Die kannte dann auch von Beginn an kein Abtasten. Mit hohem Tempo sowie gutem Kombinationsspiel suchte die "Fohlenelf" den Weg zum gegnerischen Tor und allen voran Ibrahima Traoré wirbelte den durchaus kompakten Defensiv-Verbund der Gäste häufig durcheinander. Fast sechs Monate der vergangenen Saison hatte der 29-Jährige wegen zweier Verletzungen verpasst, umso mehr sprüht er nun vor Tatendrang. "Mein Spiel wird besser und besser", meinte Traoré. Wie zum Beweis wirbelte der Guineer nahezu unermüdlich mit seiner Qualität, Eins-gegen-eins-Situationen lösen und danach sofort Fahrt aufnehmen zu können.

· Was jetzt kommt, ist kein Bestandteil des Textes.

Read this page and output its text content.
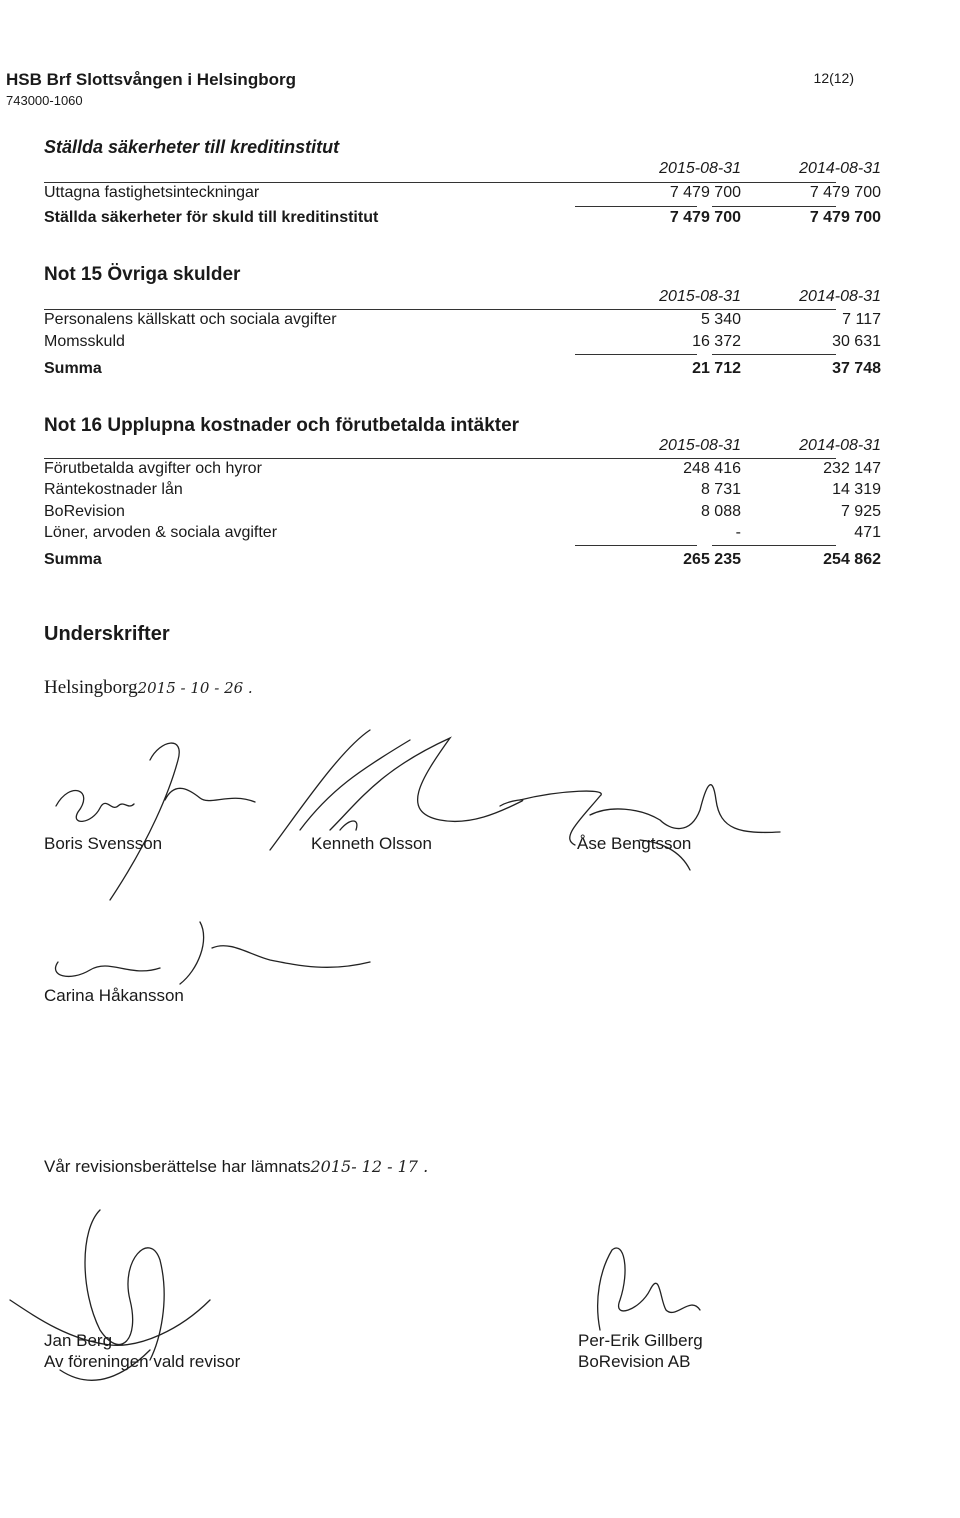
HSB Brf Slottsvången i Helsingborg
743000-1060
12(12)
Ställda säkerheter till kreditinstitut
2015-08-31	2014-08-31
Uttagna fastighetsinteckningar	7 479 700	7 479 700
Ställda säkerheter för skuld till kreditinstitut	7 479 700	7 479 700
Not 15 Övriga skulder
2015-08-31	2014-08-31
Personalens källskatt och sociala avgifter	5 340	7 117
Momsskuld	16 372	30 631
Summa	21 712	37 748
Not 16 Upplupna kostnader och förutbetalda intäkter
2015-08-31	2014-08-31
Förutbetalda avgifter och hyror	248 416	232 147
Räntekostnader lån	8 731	14 319
BoRevision	8 088	7 925
Löner, arvoden & sociala avgifter	-	471
Summa	265 235	254 862
Underskrifter
Helsingborg2015 - 10 - 26 .
Boris Svensson	Kenneth Olsson	Åse Bengtsson
Carina Håkansson
Vår revisionsberättelse har lämnats2015- 12 - 17 .
Jan Berg
Av föreningen vald revisor
Per-Erik Gillberg
BoRevision AB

Dumm nur, dass die Kollegen im Abschluss Ladehemmung an den Tag legten. So hätten die Kölner bei zwei Aktionen von Jhon Cordoba den Spielverlauf sogar auf den Kopf stellen können. Drei Minuten nach der Pause aber fand Traoré den aufgerückten Außenverteidiger Elvedi und der schoss mit seinem ersten Bundesliga-Treffer zum längst fälligen 1:0 ein. Kölns Trainer Peter Stöger stellte auf zwei Spitzen um, Gladbach zog sich etwas zurück und setzte auf Konter. Die allerdings wurden nicht gut ausgespielt, während der "Effzeh" zu wenig zwingend agierte und so blieben die ersten drei Punkte der Saison verdientermaßen am Niederrhein.